A new study of some of the world's oldest rocks suggests life on Earth could be 1.2 billion years older than we thought.

Life requires gene-building nitrogen to exist, and these new findings show the element appeared on Earth as far back as 3.2 billion years ago, the University of Washington reported.

"People always had the idea that the really ancient biosphere was just tenuously clinging on to this inhospitable planet, and it wasn't until the emergence of nitrogen fixation that suddenly the biosphere become large and robust and diverse," said co-author Roger Buick, a UW professor of Earth and space sciences. "Our work shows that there was no nitrogen crisis on the early Earth, and therefore it could have supported a fairly large and diverse biosphere."

To make their findings a team of researchers analyzed 52 samples ranging from 2.75 to 3.2 billion years old gathered in South Africa and northwestern Australia. Even the oldest samples showed chemical evidence that life was pulling nitrogen out of the air at the time of formation.
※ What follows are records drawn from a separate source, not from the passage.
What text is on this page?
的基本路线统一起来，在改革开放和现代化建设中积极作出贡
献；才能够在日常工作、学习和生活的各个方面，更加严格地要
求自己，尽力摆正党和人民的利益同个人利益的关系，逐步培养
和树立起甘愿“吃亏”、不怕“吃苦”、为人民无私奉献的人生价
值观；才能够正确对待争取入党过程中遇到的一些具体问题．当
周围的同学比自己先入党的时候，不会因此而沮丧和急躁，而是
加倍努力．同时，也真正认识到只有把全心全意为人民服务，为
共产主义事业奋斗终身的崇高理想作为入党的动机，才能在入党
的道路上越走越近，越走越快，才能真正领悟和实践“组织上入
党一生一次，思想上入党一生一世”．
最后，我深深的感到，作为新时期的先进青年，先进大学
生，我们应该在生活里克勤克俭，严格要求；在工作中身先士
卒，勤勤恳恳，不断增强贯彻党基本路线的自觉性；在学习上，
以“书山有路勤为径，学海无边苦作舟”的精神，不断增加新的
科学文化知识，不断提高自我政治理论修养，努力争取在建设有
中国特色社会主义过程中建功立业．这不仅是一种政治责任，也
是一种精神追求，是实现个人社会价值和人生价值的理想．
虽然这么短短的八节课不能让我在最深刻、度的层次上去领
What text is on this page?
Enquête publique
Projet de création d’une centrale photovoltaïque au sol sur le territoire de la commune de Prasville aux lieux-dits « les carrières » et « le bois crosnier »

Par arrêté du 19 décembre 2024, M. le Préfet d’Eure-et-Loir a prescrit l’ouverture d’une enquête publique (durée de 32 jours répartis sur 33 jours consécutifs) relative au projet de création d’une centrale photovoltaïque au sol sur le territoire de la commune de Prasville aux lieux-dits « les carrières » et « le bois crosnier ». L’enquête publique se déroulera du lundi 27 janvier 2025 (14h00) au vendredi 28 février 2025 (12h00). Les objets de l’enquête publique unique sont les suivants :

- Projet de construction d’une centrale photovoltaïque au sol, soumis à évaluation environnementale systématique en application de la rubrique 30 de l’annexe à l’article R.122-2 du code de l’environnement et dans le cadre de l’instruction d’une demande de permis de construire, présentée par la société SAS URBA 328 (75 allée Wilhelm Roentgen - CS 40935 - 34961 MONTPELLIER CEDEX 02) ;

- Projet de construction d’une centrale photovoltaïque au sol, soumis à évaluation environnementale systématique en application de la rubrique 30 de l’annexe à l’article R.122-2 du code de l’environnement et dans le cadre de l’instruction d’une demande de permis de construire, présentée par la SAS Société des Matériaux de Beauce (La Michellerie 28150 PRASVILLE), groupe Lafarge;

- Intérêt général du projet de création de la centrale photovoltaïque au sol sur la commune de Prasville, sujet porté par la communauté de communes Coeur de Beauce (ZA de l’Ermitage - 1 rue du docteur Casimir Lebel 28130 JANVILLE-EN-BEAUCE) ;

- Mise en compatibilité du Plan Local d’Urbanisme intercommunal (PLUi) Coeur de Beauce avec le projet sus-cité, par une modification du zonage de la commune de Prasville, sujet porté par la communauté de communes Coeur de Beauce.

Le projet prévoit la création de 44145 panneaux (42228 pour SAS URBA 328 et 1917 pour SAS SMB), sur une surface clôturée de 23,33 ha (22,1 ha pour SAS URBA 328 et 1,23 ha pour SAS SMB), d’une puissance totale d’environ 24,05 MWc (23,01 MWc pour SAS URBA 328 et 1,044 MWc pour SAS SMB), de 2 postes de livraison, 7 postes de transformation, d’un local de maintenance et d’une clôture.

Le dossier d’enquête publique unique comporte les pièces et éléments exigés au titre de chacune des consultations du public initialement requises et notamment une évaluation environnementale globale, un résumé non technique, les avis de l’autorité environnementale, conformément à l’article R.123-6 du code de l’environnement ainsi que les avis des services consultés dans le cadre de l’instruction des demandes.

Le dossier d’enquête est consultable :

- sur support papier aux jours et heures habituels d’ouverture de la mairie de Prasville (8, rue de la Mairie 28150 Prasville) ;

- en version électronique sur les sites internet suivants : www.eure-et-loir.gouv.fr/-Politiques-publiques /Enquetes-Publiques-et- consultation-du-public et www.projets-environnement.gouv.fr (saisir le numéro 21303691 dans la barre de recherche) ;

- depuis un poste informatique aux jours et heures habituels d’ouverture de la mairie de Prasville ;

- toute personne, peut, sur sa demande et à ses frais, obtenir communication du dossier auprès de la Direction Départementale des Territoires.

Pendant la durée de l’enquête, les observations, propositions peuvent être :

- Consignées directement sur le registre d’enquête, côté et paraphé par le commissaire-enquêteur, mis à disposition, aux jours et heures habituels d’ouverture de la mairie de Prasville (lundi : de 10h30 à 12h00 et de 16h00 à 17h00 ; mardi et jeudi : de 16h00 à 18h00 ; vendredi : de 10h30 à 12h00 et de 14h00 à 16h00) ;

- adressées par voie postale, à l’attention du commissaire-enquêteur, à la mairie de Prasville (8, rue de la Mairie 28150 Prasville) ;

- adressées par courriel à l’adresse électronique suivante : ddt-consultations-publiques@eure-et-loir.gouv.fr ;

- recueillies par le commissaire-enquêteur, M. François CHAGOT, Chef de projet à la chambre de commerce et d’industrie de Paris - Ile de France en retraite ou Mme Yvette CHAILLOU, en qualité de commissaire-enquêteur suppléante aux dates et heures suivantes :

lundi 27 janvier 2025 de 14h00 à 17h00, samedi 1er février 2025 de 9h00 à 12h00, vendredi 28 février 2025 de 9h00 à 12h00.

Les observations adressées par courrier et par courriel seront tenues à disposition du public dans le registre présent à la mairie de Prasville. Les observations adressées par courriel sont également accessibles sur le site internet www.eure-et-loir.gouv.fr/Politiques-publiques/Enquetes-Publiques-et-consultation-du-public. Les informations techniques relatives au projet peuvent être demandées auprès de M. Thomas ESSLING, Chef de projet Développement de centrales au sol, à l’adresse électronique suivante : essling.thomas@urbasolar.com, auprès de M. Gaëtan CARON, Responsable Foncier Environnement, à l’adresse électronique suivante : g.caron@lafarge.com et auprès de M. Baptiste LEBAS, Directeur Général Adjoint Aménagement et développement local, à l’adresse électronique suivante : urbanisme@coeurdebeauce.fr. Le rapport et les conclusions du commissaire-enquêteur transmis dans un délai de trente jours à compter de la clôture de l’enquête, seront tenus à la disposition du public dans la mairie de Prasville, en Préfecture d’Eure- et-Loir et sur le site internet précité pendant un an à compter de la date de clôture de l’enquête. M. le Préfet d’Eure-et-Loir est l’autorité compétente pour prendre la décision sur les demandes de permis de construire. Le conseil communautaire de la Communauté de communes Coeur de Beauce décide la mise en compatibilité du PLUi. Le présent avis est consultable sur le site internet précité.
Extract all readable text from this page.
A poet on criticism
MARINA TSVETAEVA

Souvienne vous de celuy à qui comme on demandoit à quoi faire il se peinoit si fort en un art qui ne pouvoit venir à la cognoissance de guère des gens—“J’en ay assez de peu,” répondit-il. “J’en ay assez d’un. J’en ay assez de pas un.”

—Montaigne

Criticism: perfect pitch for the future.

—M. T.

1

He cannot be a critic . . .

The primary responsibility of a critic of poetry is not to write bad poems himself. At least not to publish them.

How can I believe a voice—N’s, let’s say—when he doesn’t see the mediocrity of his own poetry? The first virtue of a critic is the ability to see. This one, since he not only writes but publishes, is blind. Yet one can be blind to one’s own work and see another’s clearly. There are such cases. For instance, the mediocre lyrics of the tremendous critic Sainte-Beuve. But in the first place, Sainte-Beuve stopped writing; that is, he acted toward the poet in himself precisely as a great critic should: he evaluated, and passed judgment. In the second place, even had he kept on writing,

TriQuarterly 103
In these samples the ratio of heavier to lighter atoms indicated the presence of nitrogen-fixing enzymes found in single-celled organisms.

"Imagining that this really complicated process is so old, and has operated in the same way for 3.2 billion years, I think is fascinating," said lead author Eva Stüeken, who did the work as part of her UW doctoral research. "It suggests that these really complicated enzymes apparently formed really early, so maybe it's not so difficult for these enzymes to evolve."

The findings come as a surprise because genetic analysis of nitrogen-fixing enzymes suggested this type of life did not appear until at least 2.2 billion years ago. The researchers believe some early life may have existed on land in single-celled layers in the Earth's early days; these organisms would have exhaled small amounts of oxygen that reacted with the rock releasing molybdenum, which was detected in the samples.

"We'll never find any direct evidence of land scum one cell thick, but this might be giving us indirect evidence that the land was inhabited," Buick said. "Microbes could have crawled out of the ocean and lived in a slime layer on the rocks on land, even before 3.2 billion years ago."

The findings were published in a recent edition of the journal Nature.